What If Dell is the Financial Equivalent of Sequester?
The buyout of Dell Computer by Michael Dell is slowly moving toward a conclusion, although the ending may not be pretty. A proxy vote on Mr. Dell’s proposal is slated for July 18, 2013. This date could be extended if the company doesn’t think it has the requisite votes. Meanwhile Southeastern Asset Management and Carl Icahn continue to oppose Mr. Dell and are proposing a plan involving a large special dividend.
On several occasions, I’ve suggested that Mr. Dell’s proposal will eventually succeed after Mr. Dell sweetens the bid a little bit. However, in the intervening months, Dell’s financial position has deteriorated, and I’m wondering whether Mr. Dell, his equity partners, or the lending banks will be willing to put more money into the deal. Moreover, the SAM/Icahn proposal seems fairly unworkable. According to company filings with the SEC, the counterproposal would leave Dell in a financially untenable position.
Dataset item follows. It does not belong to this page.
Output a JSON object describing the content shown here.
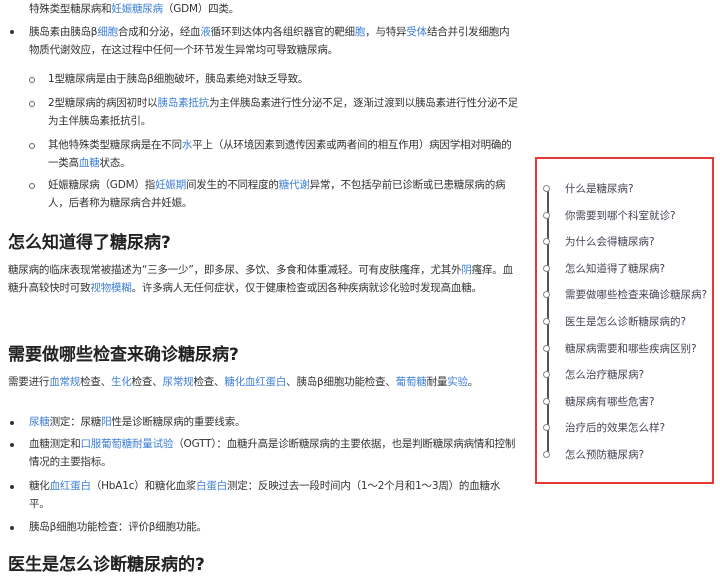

However, in order for Mr. Dell to succeed he must receive a majority of the shareholder votes, not including his 16% share. This may be a tall order.
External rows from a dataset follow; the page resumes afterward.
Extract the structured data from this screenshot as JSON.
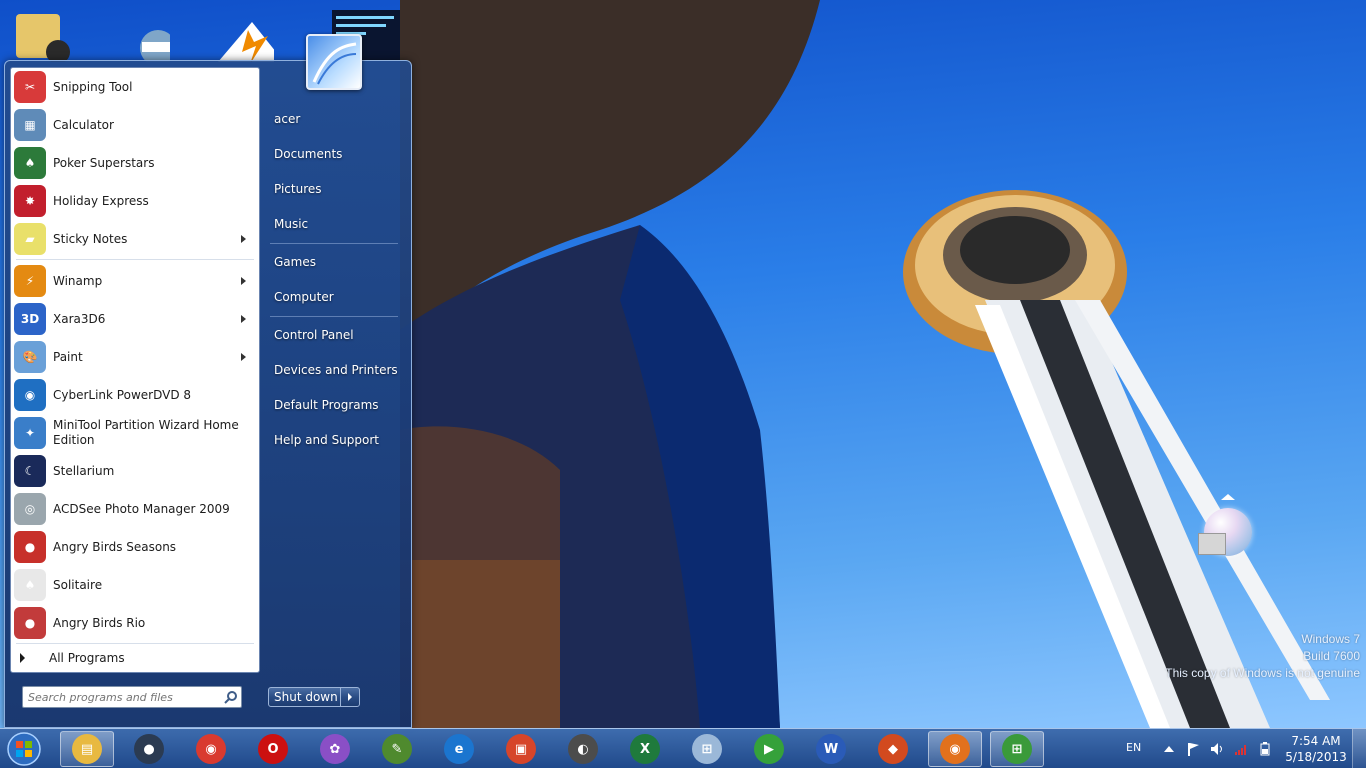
{
  "start_menu": {
    "programs": [
      {
        "label": "Snipping Tool",
        "icon": "scissors-icon",
        "color": "#d83a3a",
        "glyph": "✂",
        "submenu": false
      },
      {
        "label": "Calculator",
        "icon": "calculator-icon",
        "color": "#5f8bb8",
        "glyph": "▦",
        "submenu": false
      },
      {
        "label": "Poker Superstars",
        "icon": "poker-icon",
        "color": "#2c7a3a",
        "glyph": "♠",
        "submenu": false
      },
      {
        "label": "Holiday Express",
        "icon": "holiday-express-icon",
        "color": "#c21f2d",
        "glyph": "✸",
        "submenu": false
      },
      {
        "label": "Sticky Notes",
        "icon": "sticky-notes-icon",
        "color": "#e9e06a",
        "glyph": "▰",
        "submenu": true
      },
      {
        "label": "Winamp",
        "icon": "winamp-icon",
        "color": "#e48a12",
        "glyph": "⚡",
        "submenu": true
      },
      {
        "label": "Xara3D6",
        "icon": "xara3d-icon",
        "color": "#2c64c8",
        "glyph": "3D",
        "submenu": true
      },
      {
        "label": "Paint",
        "icon": "paint-icon",
        "color": "#6aa0d8",
        "glyph": "🎨",
        "submenu": true
      },
      {
        "label": "CyberLink PowerDVD 8",
        "icon": "powerdvd-icon",
        "color": "#1f6fc2",
        "glyph": "◉",
        "submenu": false
      },
      {
        "label": "MiniTool Partition Wizard Home Edition",
        "icon": "partition-wizard-icon",
        "color": "#3a7ec9",
        "glyph": "✦",
        "submenu": false
      },
      {
        "label": "Stellarium",
        "icon": "stellarium-icon",
        "color": "#1a2a5a",
        "glyph": "☾",
        "submenu": false
      },
      {
        "label": "ACDSee Photo Manager 2009",
        "icon": "acdsee-icon",
        "color": "#9aa6ad",
        "glyph": "◎",
        "submenu": false
      },
      {
        "label": "Angry Birds Seasons",
        "icon": "angry-birds-seasons-icon",
        "color": "#c7302a",
        "glyph": "●",
        "submenu": false
      },
      {
        "label": "Solitaire",
        "icon": "solitaire-icon",
        "color": "#e8e8e8",
        "glyph": "♠",
        "submenu": false
      },
      {
        "label": "Angry Birds Rio",
        "icon": "angry-birds-rio-icon",
        "color": "#c23b3b",
        "glyph": "●",
        "submenu": false
      }
    ],
    "all_programs_label": "All Programs",
    "search_placeholder": "Search programs and files",
    "right_items": [
      "acer",
      "Documents",
      "Pictures",
      "Music",
      "Games",
      "Computer",
      "Control Panel",
      "Devices and Printers",
      "Default Programs",
      "Help and Support"
    ],
    "shutdown_label": "Shut down"
  },
  "taskbar": {
    "pinned": [
      {
        "name": "explorer",
        "icon": "folder-icon",
        "color": "#e8b940",
        "glyph": "▤",
        "active": true
      },
      {
        "name": "media",
        "icon": "media-orb-icon",
        "color": "#2b3b52",
        "glyph": "●",
        "active": false
      },
      {
        "name": "chrome",
        "icon": "chrome-icon",
        "color": "#d93a2f",
        "glyph": "◉",
        "active": false
      },
      {
        "name": "opera",
        "icon": "opera-icon",
        "color": "#cc1010",
        "glyph": "O",
        "active": false
      },
      {
        "name": "picasa",
        "icon": "picasa-icon",
        "color": "#8a4fc6",
        "glyph": "✿",
        "active": false
      },
      {
        "name": "pen-tool",
        "icon": "pen-tool-icon",
        "color": "#4f8a2e",
        "glyph": "✎",
        "active": false
      },
      {
        "name": "internet-explorer",
        "icon": "internet-explorer-icon",
        "color": "#1b75cf",
        "glyph": "e",
        "active": false
      },
      {
        "name": "screen-recorder",
        "icon": "recorder-icon",
        "color": "#d6452a",
        "glyph": "▣",
        "active": false
      },
      {
        "name": "sync",
        "icon": "sync-icon",
        "color": "#4c4c4c",
        "glyph": "◐",
        "active": false
      },
      {
        "name": "excel",
        "icon": "excel-icon",
        "color": "#1f7a3c",
        "glyph": "X",
        "active": false
      },
      {
        "name": "windows-tool",
        "icon": "windows-tool-icon",
        "color": "#9bb8d8",
        "glyph": "⊞",
        "active": false
      },
      {
        "name": "green-app",
        "icon": "green-app-icon",
        "color": "#35a13a",
        "glyph": "▶",
        "active": false
      },
      {
        "name": "word",
        "icon": "word-icon",
        "color": "#2a5bb8",
        "glyph": "W",
        "active": false
      },
      {
        "name": "flame-app",
        "icon": "flame-app-icon",
        "color": "#d24a1f",
        "glyph": "◆",
        "active": false
      },
      {
        "name": "firefox",
        "icon": "firefox-icon",
        "color": "#e2711d",
        "glyph": "◉",
        "active": true
      },
      {
        "name": "windows-flag-app",
        "icon": "windows-flag-icon",
        "color": "#3a9a3a",
        "glyph": "⊞",
        "active": true
      }
    ],
    "language": "EN",
    "time": "7:54 AM",
    "date": "5/18/2013"
  },
  "watermark": {
    "line1": "Windows 7",
    "line2": "Build 7600",
    "line3": "This copy of Windows is not genuine"
  },
  "colors": {
    "taskbar": "#2a5a9e",
    "start_menu": "#1f3f78",
    "sky": "#2a7ee8"
  }
}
I’m wondering if this saga is going to turn out like the Federal budget sequester: an outcome that everyone thought was so dire that they figured a compromise could be reached. It now seems possible that Dell will wind up in a deadlock because Mr. Dell’s proposal can’t pass and the alternative proposal won’t fly. With Dell’s business already deteriorating, deadlock will probably push shareholders to abandon the stock, sending it back into the single digits. In addition, customers, vendors, and banks would also be unnerved. The impasse no one wanted would become reality.
Originally Mr. Dell assumed he wouldn’t need his 16% share to achieve a majority for the buyout. I doubt he expected Carl Icahn to surface and ally with Southeastern Asset Management. Southeastern probably thought that some other private equity firm would enter the picture and make a higher bid. After all, Southeastern believed Dell’s stock was somehow worth more than $20 per share. Mr. Icahn bet that Dell or some other party might enter the fray and pay him a quick premium on his shares.
Perhaps, Blackstone will turn out to have been the wisest party in this saga. They got Dell’s special board to pick up their due diligence costs and then withdrew from the acquisition process after taking a close look at the books. The remaining parties may wind up wondering how they got into this bind. Financial sequester, like budget sequester, doesn’t end well.